The certificate issuer should be "DigiCert SHA2 Assured ID CA"

-

Signature Hash must be SHA2.

-

Common Name must be the Ivanti Neurons for MDM or Ivanti EPMM email of a user with the CPS role. See Assigning the CPS role to a user for how to assign the CPS role to users.

-

Recipient Email must be a working email address of a username that is also registered with same email id in Ivanti Neurons for MDM or Ivanti EPMM.

2.

Send Mail

-

DigiCert sends an email to the Recipient Email containing an URL at which to generate the certificate for the Common Name, in this case, the Ivanti Neurons for MDM or Ivanti EPMM email id associated with the CPS role.

3.

Get Certificate

-

DigiCert sends a certificate in P12 format.

-

Ensure that certificate is created with the "RFC 822 Name" header.

-

The "RFC 822 Name" should be the email id of the user who will have the required CPS role. See Assigning the CPS role to a user for how to assign the CPS role to users.

4.

Acknowledge

-

User clicks the URL to generate the certificate.

5.

Request a new user

-

User or partner requests the Ivanti admin to create a user.

6.

Create user

-

The Ivanti admin creates a single user for the given email id. The email id must be the same as to which the certificate refers. See "Adding a User" in the Ivanti Neurons for MDM Administrator Guide and "Managing Users" in the Getting Started with Ivanti EPMM guide for information about creating users.

7.

Enable CPS role

-

The Ivanti admin enables the CPS role for the email id. See Assigning the CPS role to a user for how to assign the CPS role to users.

Workflow: Using certificates in messaging

Follow this workflow to use certificates in messaging:

Workflow: Using certificates for API calls

Follow this workflow to use certificates for API calls:

Certificate-based authentication security

CPS supports Certificate-based Mutual Authentication. Mutual Authentication requires that both the server and client present a certificate to prove their identity. This allows CPS to prevent unauthorized clients without valid certificates from connecting to CPS APIs and event notification service.

Certificate Validation

To be considered a valid certificate, a certificate must:

1.

Chain to a Certificate Authority (CA) trusted by Ivanti Neurons for MDM and Ivanti EPMM. Currently, this is DigiCert only.

2.

Be otherwise valid, for example, marked as usable for client authentication, and not expired.

3.

After validating a certificate as valid, Ivanti extracts the email identity of a certificate using the SubjectAltName RFC822Name value. Ivanti enforces that only one RFC822Name value may exist in a given certificate, and rejects a certificate if there are multiple values.

X509v3 Subject Alternative Name format: email: <name>@<domain>.com

 

4.

After extracting the email identity from the certificate, Ivanti performs a lookup for the user and ensures user has the CPS role for the Ivanti Neurons for MDM or Ivanti EPMM tenant.

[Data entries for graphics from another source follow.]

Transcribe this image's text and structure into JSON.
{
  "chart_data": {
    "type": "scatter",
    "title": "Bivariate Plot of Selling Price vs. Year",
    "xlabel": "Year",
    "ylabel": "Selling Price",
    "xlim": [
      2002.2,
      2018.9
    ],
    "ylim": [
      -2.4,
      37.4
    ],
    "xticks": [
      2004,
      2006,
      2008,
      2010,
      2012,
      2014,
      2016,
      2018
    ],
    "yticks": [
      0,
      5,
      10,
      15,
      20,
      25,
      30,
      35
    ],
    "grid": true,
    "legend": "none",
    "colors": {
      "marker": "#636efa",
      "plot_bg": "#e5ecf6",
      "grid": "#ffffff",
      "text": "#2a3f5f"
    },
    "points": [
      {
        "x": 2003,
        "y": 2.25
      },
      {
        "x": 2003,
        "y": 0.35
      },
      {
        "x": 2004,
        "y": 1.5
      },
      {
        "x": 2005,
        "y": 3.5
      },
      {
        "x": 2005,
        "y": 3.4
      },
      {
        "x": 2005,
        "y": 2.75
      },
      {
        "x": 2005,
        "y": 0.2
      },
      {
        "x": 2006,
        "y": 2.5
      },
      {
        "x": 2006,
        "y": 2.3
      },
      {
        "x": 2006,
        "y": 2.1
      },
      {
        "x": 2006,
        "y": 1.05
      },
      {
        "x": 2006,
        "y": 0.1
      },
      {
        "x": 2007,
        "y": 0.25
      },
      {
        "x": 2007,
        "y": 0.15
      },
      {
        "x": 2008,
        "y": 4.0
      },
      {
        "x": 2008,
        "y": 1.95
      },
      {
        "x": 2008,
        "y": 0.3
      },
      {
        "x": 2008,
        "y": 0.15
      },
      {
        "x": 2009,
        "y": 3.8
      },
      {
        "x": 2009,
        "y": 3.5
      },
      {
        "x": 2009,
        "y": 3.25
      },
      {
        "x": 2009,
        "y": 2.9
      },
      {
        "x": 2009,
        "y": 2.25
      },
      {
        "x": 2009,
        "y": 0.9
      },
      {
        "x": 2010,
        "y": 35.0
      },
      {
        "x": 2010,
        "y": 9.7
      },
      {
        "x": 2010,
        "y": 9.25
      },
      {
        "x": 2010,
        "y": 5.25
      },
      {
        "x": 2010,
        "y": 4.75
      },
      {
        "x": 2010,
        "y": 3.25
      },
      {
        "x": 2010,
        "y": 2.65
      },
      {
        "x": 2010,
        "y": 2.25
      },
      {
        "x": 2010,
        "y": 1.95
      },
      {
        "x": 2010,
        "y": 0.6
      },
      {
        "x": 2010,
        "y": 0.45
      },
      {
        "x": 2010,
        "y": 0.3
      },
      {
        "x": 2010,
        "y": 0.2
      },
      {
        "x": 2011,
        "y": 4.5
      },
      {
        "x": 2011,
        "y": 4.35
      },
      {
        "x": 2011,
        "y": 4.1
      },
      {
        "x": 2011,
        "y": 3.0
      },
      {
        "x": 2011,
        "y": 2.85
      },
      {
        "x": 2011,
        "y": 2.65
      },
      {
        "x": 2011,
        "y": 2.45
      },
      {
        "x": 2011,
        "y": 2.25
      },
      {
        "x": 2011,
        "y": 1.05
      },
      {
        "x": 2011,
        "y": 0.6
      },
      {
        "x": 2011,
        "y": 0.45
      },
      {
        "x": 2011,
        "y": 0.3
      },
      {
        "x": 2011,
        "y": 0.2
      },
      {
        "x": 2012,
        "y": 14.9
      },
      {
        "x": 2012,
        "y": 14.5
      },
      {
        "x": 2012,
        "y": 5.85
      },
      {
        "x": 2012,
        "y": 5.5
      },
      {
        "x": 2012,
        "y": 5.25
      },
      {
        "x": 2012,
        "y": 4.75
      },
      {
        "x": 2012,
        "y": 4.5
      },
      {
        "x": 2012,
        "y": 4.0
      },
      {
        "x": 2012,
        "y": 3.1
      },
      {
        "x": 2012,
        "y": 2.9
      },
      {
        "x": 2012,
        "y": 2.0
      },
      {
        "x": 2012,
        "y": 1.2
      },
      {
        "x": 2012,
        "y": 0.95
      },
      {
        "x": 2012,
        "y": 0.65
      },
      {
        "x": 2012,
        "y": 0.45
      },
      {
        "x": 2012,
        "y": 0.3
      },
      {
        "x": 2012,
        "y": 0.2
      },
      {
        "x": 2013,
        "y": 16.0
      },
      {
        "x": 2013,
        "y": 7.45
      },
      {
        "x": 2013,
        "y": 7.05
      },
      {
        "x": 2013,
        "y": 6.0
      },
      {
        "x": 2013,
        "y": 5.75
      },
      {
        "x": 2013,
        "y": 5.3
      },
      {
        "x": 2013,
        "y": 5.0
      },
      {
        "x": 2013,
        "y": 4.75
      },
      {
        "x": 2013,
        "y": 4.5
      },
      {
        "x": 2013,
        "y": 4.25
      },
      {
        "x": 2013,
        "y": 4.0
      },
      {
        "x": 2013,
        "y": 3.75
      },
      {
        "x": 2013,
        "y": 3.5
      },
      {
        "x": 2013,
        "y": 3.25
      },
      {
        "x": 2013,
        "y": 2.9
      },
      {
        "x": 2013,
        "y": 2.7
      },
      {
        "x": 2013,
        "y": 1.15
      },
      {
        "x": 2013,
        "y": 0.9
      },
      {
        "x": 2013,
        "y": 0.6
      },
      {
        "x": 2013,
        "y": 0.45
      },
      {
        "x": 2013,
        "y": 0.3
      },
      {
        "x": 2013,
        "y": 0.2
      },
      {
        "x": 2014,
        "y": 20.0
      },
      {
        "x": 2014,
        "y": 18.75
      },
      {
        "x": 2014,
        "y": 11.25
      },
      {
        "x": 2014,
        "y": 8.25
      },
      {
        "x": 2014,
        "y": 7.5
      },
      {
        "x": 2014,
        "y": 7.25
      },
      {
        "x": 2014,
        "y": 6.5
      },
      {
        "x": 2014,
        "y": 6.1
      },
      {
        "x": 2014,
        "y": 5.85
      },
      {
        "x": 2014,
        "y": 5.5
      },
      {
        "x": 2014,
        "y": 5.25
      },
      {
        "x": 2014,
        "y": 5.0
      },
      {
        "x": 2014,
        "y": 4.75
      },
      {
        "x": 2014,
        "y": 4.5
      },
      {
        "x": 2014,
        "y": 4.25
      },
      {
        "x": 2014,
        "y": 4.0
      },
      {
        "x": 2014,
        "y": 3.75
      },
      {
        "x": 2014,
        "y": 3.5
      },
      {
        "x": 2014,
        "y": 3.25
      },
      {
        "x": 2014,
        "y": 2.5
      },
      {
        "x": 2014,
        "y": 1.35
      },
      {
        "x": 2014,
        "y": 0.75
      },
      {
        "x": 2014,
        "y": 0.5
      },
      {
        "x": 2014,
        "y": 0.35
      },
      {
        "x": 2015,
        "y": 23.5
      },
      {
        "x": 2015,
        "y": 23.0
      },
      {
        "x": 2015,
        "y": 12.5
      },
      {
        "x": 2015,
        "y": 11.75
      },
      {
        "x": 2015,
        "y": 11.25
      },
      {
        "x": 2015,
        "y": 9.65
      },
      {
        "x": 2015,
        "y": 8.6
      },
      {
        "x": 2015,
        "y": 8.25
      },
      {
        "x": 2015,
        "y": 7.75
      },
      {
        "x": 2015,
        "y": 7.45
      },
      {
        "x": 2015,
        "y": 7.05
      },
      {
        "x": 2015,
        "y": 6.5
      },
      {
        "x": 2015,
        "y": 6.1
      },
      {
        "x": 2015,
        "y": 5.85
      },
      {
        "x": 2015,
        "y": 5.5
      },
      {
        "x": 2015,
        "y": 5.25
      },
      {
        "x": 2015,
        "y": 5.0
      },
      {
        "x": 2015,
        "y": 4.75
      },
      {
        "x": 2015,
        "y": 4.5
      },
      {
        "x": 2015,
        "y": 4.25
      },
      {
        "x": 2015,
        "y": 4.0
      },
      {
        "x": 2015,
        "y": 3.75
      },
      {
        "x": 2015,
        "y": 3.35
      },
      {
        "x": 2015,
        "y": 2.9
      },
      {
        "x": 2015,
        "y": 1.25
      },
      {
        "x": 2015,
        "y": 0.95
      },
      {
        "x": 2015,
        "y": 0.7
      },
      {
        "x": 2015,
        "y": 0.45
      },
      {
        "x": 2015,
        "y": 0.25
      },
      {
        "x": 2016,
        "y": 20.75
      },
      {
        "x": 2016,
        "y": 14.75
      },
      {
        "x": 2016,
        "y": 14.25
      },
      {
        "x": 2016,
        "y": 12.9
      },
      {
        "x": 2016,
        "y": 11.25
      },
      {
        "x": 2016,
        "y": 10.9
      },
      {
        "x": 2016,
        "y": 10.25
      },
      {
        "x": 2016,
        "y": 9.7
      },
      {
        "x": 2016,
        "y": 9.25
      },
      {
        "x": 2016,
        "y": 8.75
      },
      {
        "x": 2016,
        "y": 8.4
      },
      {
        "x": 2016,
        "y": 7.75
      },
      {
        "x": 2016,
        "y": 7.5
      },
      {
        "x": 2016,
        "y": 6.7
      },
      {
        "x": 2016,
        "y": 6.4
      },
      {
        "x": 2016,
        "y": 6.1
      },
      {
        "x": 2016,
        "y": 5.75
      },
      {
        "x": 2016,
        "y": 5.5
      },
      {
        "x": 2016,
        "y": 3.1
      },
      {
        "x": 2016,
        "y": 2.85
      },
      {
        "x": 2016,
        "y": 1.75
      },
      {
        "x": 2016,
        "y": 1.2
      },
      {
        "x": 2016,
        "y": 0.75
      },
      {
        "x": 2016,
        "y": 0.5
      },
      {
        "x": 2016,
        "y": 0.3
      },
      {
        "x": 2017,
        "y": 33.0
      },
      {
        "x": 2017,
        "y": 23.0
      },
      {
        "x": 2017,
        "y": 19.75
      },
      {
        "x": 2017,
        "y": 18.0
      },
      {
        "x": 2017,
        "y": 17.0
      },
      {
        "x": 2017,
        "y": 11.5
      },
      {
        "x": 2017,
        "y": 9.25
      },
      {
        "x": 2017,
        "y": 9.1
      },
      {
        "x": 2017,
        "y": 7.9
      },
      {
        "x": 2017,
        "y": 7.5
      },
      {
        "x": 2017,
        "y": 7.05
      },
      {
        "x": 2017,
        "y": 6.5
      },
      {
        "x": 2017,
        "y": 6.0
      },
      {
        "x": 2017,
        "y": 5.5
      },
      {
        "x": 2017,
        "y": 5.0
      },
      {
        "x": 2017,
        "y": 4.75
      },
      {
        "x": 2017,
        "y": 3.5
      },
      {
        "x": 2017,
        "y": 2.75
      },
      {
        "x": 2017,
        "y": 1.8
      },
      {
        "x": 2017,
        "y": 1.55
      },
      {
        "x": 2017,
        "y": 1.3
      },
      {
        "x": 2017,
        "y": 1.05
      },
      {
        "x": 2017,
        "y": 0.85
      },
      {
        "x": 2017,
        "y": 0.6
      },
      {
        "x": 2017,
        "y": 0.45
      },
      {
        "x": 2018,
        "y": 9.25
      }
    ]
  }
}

Security of Certificate Procurement Process

The security of this system depends upon preventing unauthorized users from obtaining certificates that are valid for authorized users. To that end, DigiCert has the following processes and protections in place:

1.

When a certificate for an email address is requested, an email is sent to that email address requesting confirmation of the certificate request. Note: it is not required that the requester has access to the email address. This allows admins to request (and pay for) certificates on behalf of users.

2.

The certificate is only generated when the email recipient clicks the confirmation link. Prior to this, the certificate requester is prevented from seeing the certificate.

3.

The certificate and private key are sent to the email address to which the certificate belongs. If the certificate is requested by person A who does not have access to mailbox B, then A will not be able to obtain the private key.

4.

The certificate (public) is visible to the certificate requester on Digicert's website, but the private key is not. Certificate-based Mutual Authentication works by proving that each side has possession of their respective private key. Thus, by providing the private key only to the intended recipient and not the requester, the system prevents attackers from gaining unauthorized access to the APIs.